Today's procedure was pretty straightforward. And so, she did have a posterior cystic artery which is something to look out for when you perform the operation. Sometimes, the main cystic artery, when it looks smaller than you would expect, there's oftentimes another artery that's - that you need to look for posteriorly. Other than that, it was pretty straightforward. I think the same principles of identifying the critical view - the critical view of safety is very important regardless of whether the operation is straightforward or not in order to make sure that you don't damage any vital structures. Postoperatively, the patients can start on a PO diet, and go slowly in the beginning. They're able to move around as usual, and usually are able to perform their general activities of daily living. We ask them for no heavy lifting for approximately 4 to 6 weeks after the operation, but otherwise there are no real restrictions. In general, patients recover pretty quickly and quite well from this operation.
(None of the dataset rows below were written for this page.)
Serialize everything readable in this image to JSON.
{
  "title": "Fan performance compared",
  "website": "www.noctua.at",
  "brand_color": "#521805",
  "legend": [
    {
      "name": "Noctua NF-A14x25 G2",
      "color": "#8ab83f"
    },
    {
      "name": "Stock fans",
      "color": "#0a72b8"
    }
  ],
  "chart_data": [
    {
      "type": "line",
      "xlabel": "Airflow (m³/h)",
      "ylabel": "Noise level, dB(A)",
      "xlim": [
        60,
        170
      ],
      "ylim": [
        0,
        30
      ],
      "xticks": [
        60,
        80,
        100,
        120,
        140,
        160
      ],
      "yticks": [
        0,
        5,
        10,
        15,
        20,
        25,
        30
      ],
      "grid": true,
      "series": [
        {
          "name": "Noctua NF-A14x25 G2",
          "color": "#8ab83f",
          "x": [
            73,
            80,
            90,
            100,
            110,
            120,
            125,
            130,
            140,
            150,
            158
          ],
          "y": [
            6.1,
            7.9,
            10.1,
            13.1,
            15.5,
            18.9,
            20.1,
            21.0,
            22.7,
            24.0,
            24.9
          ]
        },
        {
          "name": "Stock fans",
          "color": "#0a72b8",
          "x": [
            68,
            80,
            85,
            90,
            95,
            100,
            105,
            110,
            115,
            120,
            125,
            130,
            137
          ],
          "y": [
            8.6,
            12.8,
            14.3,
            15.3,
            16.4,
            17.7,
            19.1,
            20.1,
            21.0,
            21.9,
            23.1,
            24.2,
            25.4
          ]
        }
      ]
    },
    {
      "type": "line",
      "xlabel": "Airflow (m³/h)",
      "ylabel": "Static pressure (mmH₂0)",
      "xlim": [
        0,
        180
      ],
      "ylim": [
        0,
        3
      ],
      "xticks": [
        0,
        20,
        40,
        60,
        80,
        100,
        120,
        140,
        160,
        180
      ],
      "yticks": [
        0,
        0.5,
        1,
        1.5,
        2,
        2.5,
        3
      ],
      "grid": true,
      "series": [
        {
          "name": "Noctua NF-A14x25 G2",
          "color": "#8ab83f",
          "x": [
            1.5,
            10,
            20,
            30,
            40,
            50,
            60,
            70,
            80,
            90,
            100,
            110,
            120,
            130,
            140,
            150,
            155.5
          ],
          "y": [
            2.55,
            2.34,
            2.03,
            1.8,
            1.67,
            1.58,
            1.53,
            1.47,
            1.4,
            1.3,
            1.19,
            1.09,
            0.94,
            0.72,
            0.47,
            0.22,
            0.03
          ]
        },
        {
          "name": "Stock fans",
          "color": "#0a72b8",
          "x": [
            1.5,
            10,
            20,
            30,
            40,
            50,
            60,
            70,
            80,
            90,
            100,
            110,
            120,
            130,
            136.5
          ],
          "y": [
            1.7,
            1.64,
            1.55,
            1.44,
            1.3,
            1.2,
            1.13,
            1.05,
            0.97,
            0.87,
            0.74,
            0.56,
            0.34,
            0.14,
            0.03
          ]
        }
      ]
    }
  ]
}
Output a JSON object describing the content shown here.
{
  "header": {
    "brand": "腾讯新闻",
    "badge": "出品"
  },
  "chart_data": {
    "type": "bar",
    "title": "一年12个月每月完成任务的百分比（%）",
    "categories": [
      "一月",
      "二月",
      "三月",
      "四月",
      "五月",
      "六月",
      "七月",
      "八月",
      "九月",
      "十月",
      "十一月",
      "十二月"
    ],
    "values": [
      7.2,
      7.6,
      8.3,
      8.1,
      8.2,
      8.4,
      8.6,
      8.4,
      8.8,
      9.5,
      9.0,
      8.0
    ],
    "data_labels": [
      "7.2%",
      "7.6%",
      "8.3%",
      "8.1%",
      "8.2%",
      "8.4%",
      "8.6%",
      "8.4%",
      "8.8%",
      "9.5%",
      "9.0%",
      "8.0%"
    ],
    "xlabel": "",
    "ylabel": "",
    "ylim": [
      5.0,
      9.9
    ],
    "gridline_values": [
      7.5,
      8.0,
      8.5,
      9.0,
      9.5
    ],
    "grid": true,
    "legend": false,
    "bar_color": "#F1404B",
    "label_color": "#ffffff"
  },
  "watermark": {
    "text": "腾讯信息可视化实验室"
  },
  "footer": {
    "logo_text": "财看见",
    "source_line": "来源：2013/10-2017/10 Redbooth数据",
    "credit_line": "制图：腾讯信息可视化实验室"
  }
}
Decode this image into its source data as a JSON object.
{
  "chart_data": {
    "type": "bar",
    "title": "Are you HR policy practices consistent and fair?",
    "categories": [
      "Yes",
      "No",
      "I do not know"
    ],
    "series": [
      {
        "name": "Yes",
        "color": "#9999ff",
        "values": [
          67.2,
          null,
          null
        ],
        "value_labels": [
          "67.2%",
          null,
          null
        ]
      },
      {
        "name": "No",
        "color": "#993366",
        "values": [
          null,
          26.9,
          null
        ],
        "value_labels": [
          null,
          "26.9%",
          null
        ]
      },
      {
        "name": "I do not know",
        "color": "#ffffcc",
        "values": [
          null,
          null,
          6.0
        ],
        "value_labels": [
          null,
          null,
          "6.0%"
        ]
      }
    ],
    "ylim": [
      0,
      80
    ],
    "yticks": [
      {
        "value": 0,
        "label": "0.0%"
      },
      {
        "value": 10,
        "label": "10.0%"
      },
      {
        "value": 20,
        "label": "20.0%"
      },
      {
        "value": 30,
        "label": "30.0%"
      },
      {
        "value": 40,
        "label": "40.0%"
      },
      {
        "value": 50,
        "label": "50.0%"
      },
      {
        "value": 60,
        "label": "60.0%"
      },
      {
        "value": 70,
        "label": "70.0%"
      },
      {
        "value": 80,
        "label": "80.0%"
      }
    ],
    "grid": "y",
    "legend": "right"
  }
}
They may have a little bit of pain in the beginning, but that generally is very manageable with medications and they recover probably within a week or two they're probably back to baseline. Patients should assume very normal quality of life and be back to their baseline. Some patients have a little bit of loose stools in the beginning, but usually that improves over time. So some of the complications that occur after this operation include a bile leak. And so, if the cystic duct is not clipped completely, or if there's a duct of Luschka that's leaking from the liver bed, patients can develop a bile leak or biloma. And in those cases, they would present with pain in the right upper quadrant. And - if they came into the hospital and an ultrasound would be performed, then you would notice a fluid collection. That would be concerning for a biloma. The other, more devastating complication would be injury to the common bile duct, And usually patients, hopefully most of the time, this is identified during the operation, and then it would be repaired at the same time. But otherwise, patients may come in with just pain and discomfort as well as elevated liver function tests, in which case, imaging can be performed to identify that problem. An MRCP can be obtained. And if that's what is found, then they would need to taken back to the operating room to have it repaired.